While rising competition presents challenges, private equity firms including CVC Capital Partners Ltd, Carlyle Group and KKR & Co LP see opportunities in countries such as Indonesia, China and Japan, particularly in consumer, real estate and healthcare.

“The next 6-9 months is a good time to make investments, subject to, obviously, how things go in the United States,” said X.D. Yang, managing director and co-head of Carlyle Asia Partners, speaking on a panel at the SuperReturn conference in Hong Kong.

Valuations were becoming more attractive, which made it easier to strike deals, he added.

“It’s easier for us to talk to management about changing their business now, than when things are really great, when they wouldn’t listen to you,” he said.

Speaking on the same panel, Joseph Bae, Asia head of U.S. buyout fund KKR said he expected a steady stream of investment opportunities around the region, including Japan where the firm had previously been “bearish.”

“If you look at the valuations, for some deep value investing, fundamental investing, Japan is awfully cheap now,” he said.

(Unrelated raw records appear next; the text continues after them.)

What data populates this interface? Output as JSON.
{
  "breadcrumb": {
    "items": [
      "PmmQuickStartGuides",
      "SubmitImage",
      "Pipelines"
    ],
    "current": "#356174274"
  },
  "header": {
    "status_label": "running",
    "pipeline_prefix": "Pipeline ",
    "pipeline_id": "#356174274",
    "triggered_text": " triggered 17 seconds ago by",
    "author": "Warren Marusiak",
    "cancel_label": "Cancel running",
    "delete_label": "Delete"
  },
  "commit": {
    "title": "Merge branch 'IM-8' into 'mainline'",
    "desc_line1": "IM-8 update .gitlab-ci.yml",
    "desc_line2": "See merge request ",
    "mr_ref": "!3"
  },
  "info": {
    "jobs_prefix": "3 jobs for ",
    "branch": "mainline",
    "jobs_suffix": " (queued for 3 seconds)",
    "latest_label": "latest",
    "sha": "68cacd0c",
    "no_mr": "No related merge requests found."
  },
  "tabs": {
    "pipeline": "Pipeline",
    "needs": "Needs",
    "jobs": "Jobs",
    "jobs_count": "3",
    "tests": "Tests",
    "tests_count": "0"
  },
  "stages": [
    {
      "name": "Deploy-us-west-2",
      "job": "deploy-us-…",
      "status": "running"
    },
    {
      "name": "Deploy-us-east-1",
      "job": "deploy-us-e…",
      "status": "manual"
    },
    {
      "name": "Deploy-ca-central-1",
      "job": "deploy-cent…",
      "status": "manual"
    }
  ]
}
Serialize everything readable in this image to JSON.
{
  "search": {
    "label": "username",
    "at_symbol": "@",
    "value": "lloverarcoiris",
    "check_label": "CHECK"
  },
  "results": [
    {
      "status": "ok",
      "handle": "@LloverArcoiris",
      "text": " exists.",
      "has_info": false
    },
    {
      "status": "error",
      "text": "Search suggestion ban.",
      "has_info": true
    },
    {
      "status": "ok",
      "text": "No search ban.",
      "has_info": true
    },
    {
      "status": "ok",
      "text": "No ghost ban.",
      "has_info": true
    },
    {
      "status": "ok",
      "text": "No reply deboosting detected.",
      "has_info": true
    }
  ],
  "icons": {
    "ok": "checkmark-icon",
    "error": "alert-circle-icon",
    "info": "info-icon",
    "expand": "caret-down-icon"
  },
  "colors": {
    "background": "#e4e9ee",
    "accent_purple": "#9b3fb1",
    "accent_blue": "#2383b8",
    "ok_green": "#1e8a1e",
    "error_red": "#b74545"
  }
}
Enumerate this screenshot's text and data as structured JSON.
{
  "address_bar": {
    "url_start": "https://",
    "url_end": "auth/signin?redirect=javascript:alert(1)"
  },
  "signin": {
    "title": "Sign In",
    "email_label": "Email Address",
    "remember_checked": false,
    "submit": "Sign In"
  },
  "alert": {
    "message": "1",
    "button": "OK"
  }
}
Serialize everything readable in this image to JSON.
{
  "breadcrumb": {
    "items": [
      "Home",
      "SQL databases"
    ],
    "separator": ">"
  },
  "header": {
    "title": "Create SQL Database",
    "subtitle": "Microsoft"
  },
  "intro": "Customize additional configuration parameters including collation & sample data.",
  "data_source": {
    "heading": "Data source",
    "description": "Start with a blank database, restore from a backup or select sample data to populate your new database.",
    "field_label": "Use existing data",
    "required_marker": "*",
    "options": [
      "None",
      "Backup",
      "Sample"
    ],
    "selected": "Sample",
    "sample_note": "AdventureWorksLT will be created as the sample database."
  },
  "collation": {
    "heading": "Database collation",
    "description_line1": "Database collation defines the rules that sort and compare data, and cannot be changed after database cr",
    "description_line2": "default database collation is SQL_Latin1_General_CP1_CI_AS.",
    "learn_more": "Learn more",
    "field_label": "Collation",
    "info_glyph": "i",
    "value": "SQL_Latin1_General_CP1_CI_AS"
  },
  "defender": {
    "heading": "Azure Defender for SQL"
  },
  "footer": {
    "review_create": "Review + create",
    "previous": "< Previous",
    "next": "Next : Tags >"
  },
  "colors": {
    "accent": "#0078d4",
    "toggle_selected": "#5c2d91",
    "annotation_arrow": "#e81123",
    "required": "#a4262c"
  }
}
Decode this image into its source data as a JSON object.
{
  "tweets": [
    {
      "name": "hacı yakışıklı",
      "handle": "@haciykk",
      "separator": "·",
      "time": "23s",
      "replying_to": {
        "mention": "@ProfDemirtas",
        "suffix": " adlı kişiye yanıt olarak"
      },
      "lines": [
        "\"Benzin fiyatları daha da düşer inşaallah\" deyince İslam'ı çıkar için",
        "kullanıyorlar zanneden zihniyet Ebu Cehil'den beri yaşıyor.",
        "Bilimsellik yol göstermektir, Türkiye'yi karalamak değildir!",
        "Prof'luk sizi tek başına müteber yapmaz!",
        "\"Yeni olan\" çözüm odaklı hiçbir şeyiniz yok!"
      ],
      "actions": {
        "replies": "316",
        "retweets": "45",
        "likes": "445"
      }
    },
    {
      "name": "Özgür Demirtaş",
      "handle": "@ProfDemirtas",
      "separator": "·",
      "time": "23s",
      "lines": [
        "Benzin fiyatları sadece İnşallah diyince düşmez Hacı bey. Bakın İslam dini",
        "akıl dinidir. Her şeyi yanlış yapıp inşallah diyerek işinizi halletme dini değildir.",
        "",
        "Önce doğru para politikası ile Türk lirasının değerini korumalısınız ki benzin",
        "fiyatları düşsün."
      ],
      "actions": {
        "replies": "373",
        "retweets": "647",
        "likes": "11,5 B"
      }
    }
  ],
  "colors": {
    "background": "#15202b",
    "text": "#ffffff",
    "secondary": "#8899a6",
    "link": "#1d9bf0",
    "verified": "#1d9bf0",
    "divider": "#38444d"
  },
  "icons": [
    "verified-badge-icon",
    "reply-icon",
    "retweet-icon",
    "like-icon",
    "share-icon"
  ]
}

Bae, who came to Asia in 2005 to establish KKR’s business in the region, said he was looking for good companies, not to play in the distressed space.

“We’re spending a lot of time there because I think the market now is fundamentally cheap,” he said.
Maarten Ruijs, managing partner and chief investment officer of CVC Asia Pacific noted that the Australian government’s stance on taxation was an added challenge to private equity in the region.

“It has an ultra-aggressive approach to our industry, which is completely unwarranted to be honest. Australia has a big capital deficit and should welcome foreign investment.”